Comme nous l’avons montré dans les deux précédents articles(1), la crise sanitaire actuelle, associée au déclin majeur de la biodiversité, invite à s’interroger sur la place de la faune sauvage dans nos sociétés occidentales et l’attitude que ces dernières adoptent vis-à-vis de cette problématique. Nos recherches bibliographiques ont mis en lumière un comportement paradoxal des sociétés occidentales [14]. D’une part, celles-ci suivent un modèle de développement socioéconomique qui impacte fortement l’environnement, ce qui les rend en partie responsables de la défaunation. D’autre part, elles commencent à prendre conscience des lourdes conséquences de la défaunation, point de départ d’une volonté de conservation de la faune sauvage.
Les pays occidentaux forment une unité géopolitique et culturelle comprenant les États-Unis, le Canada, l’Australie, la Nouvelle-Zélande, les États membres de l’Union européenne et de l’Organisation du traité de l’Atlantique Nord (Otan) [6]. Ils suivent un modèle de développement socioéconomique empreint d’une volonté permanente de progrès [11]. Celui-ci se caractérise par des valeurs politiques (sécularisation, liberté, démocratie), économiques (capitalisme, libéralisme) et sociales (hédonisme, modernité, matérialisme, anthropocentrisme, individualisme) ayant conduit à une croissance économique importante et à une augmentation du niveau et de la qualité de vie des personnes [3, 11, 16, 19]. Aujourd’hui, les sociétés occidentales, qui ne représentent qu’un huitième de la population mondiale, forment un modèle de société riche, moderne et développée [15, 17].
Depuis la révolution industrielle, et plus particulièrement depuis les cinquante dernières années, les humains ont un impact considérable sur leur environnement [22]. Cet impact est différent selon les pays (développés, en développement ou les moins avancés). Le dernier rapport de la Plateforme intergouvernementale, scientifique et politique sur la biodiversité et les services écosystémiques (IPBES) rend compte de l’évolution, depuis 1970, de certains indicateurs clés des interactions entre l’homme et l’environnement (figure) [8]. Les pays occidentaux concentrent les richesses du monde et présentent la consommation par habitant la plus élevée (graphiques A et B). Cependant, leur impact environnemental paraît relativement faible par comparaison avec les autres pays : ils extraient peu de biomasse vivante, utilisent peu d’engrais (graphiques C et F) et ce sont eux qui polluent le moins et qui protègent le plus de zones clés pour la biodiversité sur leur propre territoire (graphiques E et D). Par rapport aux autres pays, la part de responsabilité des sociétés occidentales semble ainsi assez faible.

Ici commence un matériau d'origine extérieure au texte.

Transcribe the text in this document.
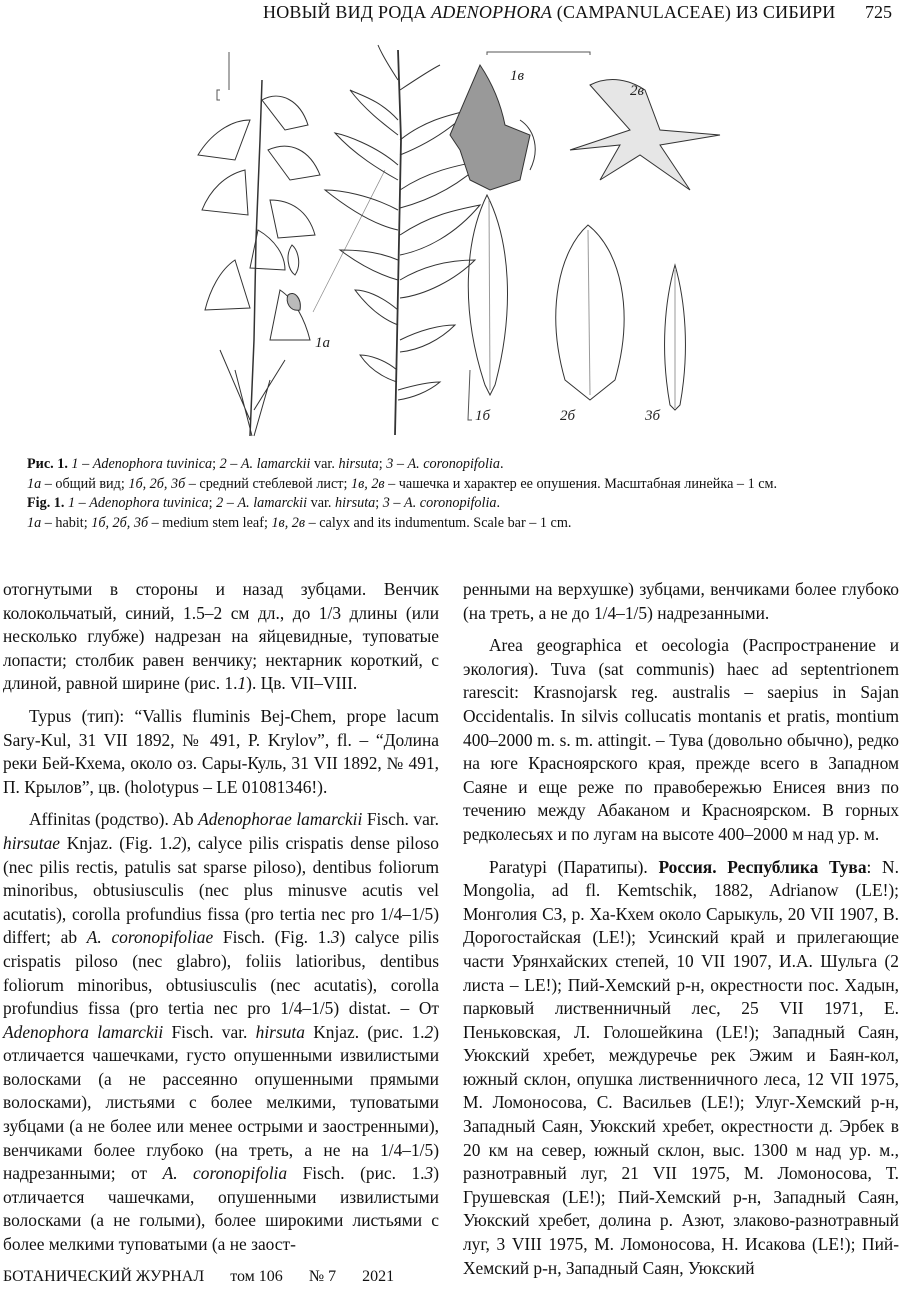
НОВЫЙ ВИД РОДА ADENOPHORA (CAMPANULACEAE) ИЗ СИБИРИ 725
1а
1б	2б	3б
1в
2в

Рис. 1. 1 – Adenophora tuvinica; 2 – A. lamarckii var. hirsuta; 3 – A. coronopifolia.

1а – общий вид; 1б, 2б, 3б – средний стеблевой лист; 1в, 2в – чашечка и характер ее опушения. Масштабная линейка – 1 см.

Fig. 1. 1 – Adenophora tuvinica; 2 – A. lamarckii var. hirsuta; 3 – A. coronopifolia.

1а – habit; 1б, 2б, 3б – medium stem leaf; 1в, 2в – calyx and its indumentum. Scale bar – 1 cm.

отогнутыми в стороны и назад зубцами. Венчик колокольчатый, синий, 1.5–2 см дл., до 1/3 длины (или несколько глубже) надрезан на яйцевидные, туповатые лопасти; столбик равен венчику; нектарник короткий, с длиной, равной ширине (рис. 1.1). Цв. VII–VIII.

Typus (тип): “Vallis fluminis Bej-Chem, prope lacum Sary-Kul, 31 VII 1892, № 491, P. Krylov”, fl. – “Долина реки Бей-Кхема, около оз. Сары-Куль, 31 VII 1892, № 491, П. Крылов”, цв. (holotypus – LE 01081346!).

Affinitas (родство). Ab Adenophorae lamarckii Fisch. var. hirsutae Knjaz. (Fig. 1.2), calyce pilis crispatis dense piloso (nec pilis rectis, patulis sat sparse piloso), dentibus foliorum minoribus, obtusiusculis (nec plus minusve acutis vel acutatis), corolla profundius fissa (pro tertia nec pro 1/4–1/5) differt; ab A. coronopifoliae Fisch. (Fig. 1.3) calyce pilis crispatis piloso (nec glabro), foliis latioribus, dentibus foliorum minoribus, obtusiusculis (nec acutatis), corolla profundius fissa (pro tertia nec pro 1/4–1/5) distat. – От Adenophora lamarckii Fisch. var. hirsuta Knjaz. (рис. 1.2) отличается чашечками, густо опушенными извилистыми волосками (а не рассеянно опушенными прямыми волосками), листьями с более мелкими, туповатыми зубцами (а не более или менее острыми и заостренными), венчиками более глубоко (на треть, а не на 1/4–1/5) надрезанными; от A. coronopifolia Fisch. (рис. 1.3) отличается чашечками, опушенными извилистыми волосками (а не голыми), более широкими листьями с более мелкими туповатыми (а не заост-

ренными на верхушке) зубцами, венчиками более глубоко (на треть, а не до 1/4–1/5) надрезанными.

Area geographica et oecologia (Распространение и экология). Tuva (sat communis) haec ad septentrionem rarescit: Krasnojarsk reg. australis – saepius in Sajan Occidentalis. In silvis collucatis montanis et pratis, montium 400–2000 m. s. m. attingit. – Тува (довольно обычно), редко на юге Красноярского края, прежде всего в Западном Саяне и еще реже по правобережью Енисея вниз по течению между Абаканом и Красноярском. В горных редколесьях и по лугам на высоте 400–2000 м над ур. м.

Paratypi (Паратипы). Россия. Республика Тува: N. Mongolia, ad fl. Kemtschik, 1882, Adrianow (LE!); Монголия СЗ, р. Ха-Кхем около Сарыкуль, 20 VII 1907, В. Дорогостайская (LE!); Усинский край и прилегающие части Урянхайских степей, 10 VII 1907, И.А. Шульга (2 листа – LE!); Пий-Хемский р-н, окрестности пос. Хадын, парковый лиственничный лес, 25 VII 1971, Е. Пеньковская, Л. Голошейкина (LE!); Западный Саян, Уюкский хребет, междуречье рек Эжим и Баян-кол, южный склон, опушка лиственничного леса, 12 VII 1975, М. Ломоносова, С. Васильев (LE!); Улуг-Хемский р-н, Западный Саян, Уюкский хребет, окрестности д. Эрбек в 20 км на север, южный склон, выс. 1300 м над ур. м., разнотравный луг, 21 VII 1975, М. Ломоносова, Т. Грушевская (LE!); Пий-Хемский р-н, Западный Саян, Уюкский хребет, долина р. Азют, злаково-разнотравный луг, 3 VIII 1975, М. Ломоносова, Н. Исакова (LE!); Пий-Хемский р-н, Западный Саян, Уюкский

БОТАНИЧЕСКИЙ ЖУРНАЛ том 106 № 7 2021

Néanmoins, la réalité est bien différente. Pour satisfaire leur consommation importante, les pays occidentaux doivent nécessairement importer des marchandises en provenance des pays en développement. Afin de répondre à cette demande, ces derniers exploitent de façon intensive leurs propres ressources. Cela explique pourquoi les pays en développement ont l’impact environnemental le plus fort. Ainsi, par l’intermédiaire du commerce international, les coûts environnementaux de la consommation occidentale sont transférés vers les autres pays.

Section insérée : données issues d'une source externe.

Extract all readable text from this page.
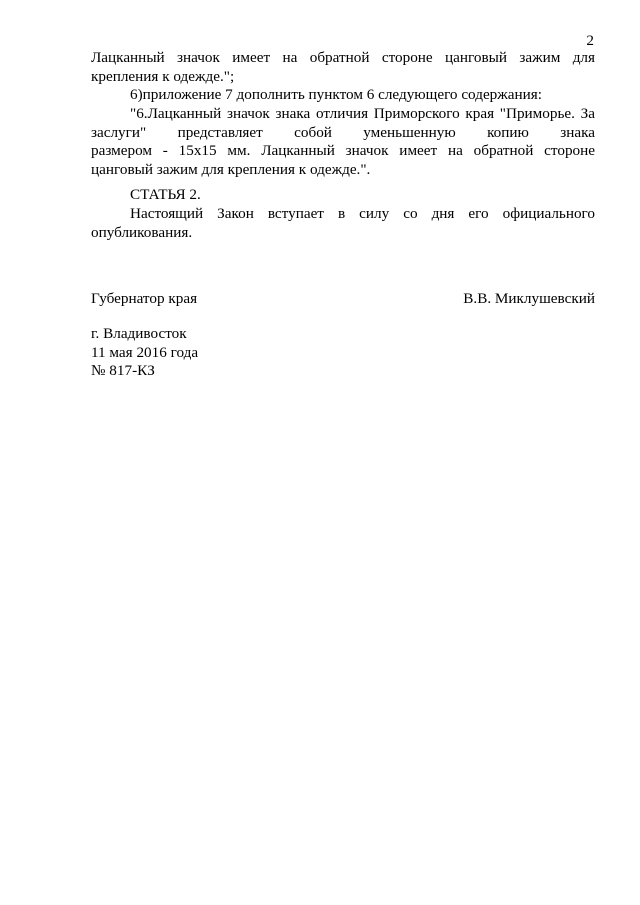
2
Лацканный значок имеет на обратной стороне цанговый зажим для
крепления к одежде.";
6)приложение 7 дополнить пунктом 6 следующего содержания:
"6.Лацканный значок знака отличия Приморского края "Приморье. За
заслуги" представляет собой уменьшенную копию знака
размером - 15x15 мм. Лацканный значок имеет на обратной стороне
цанговый зажим для крепления к одежде.".
СТАТЬЯ 2.
Настоящий Закон вступает в силу со дня его официального
опубликования.
Губернатор края	В.В. Миклушевский
г. Владивосток
11 мая 2016 года
№ 817-КЗ
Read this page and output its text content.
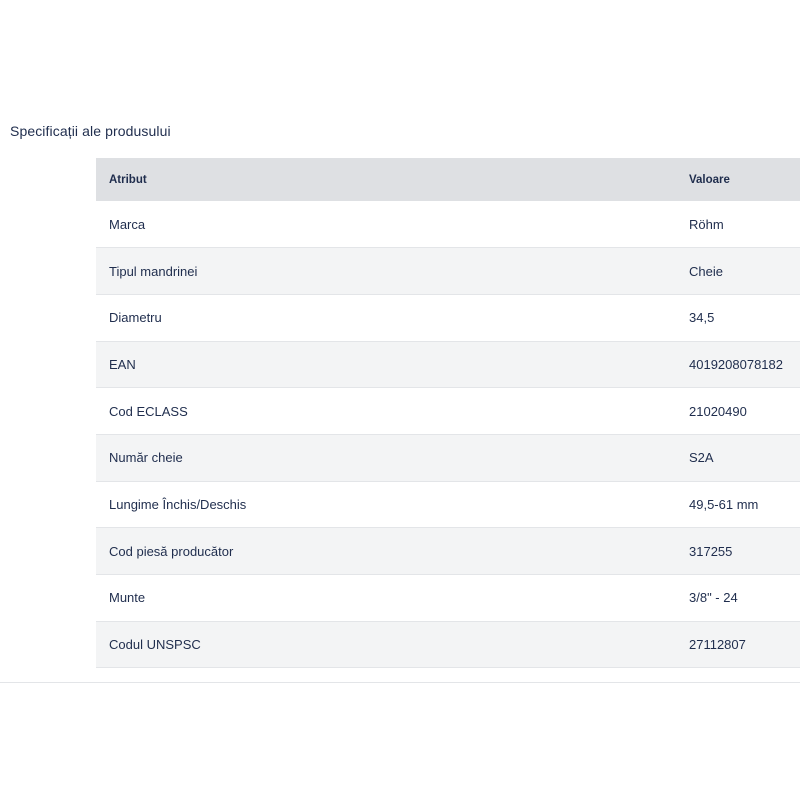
Specificații ale produsului
Atribut	Valoare
Marca	Röhm
Tipul mandrinei	Cheie
Diametru	34,5
EAN	4019208078182
Cod ECLASS	21020490
Număr cheie	S2A
Lungime Închis/Deschis	49,5-61 mm
Cod piesă producător	317255
Munte	3/8" - 24
Codul UNSPSC	27112807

Le mécanisme mis à jour permet de prendre conscience de la part importante de responsabilité des sociétés occidentales dans la dégradation de la biodiversité. Toutefois, malgré leur poids environnemental, les pays occidentaux manifestent une véritable volonté de conservation.
Cette volonté émane notamment de l’évolution de la perception de la faune sauvage. En sciences sociales, un domaine de recherche appelé Human dimensions of wildlife (les dimensions humaines de la faune sauvage) se développe. Les chercheurs étudient les différentes façons dont l’homme considère la faune sauvage. Leurs travaux montrent que les mentalités évoluent. Notre approche à l’égard des animaux sauvages passerait progressivement d’une orientation de domination à une orientation mutualiste : les espèces sauvages sont de moins en moins considérées comme des ressources utilisées et gérées pour notre propre intérêt, mais de plus en plus envisagées comme des ensembles d’individus méritant de l’attention, des soins et ayant même des droits [10].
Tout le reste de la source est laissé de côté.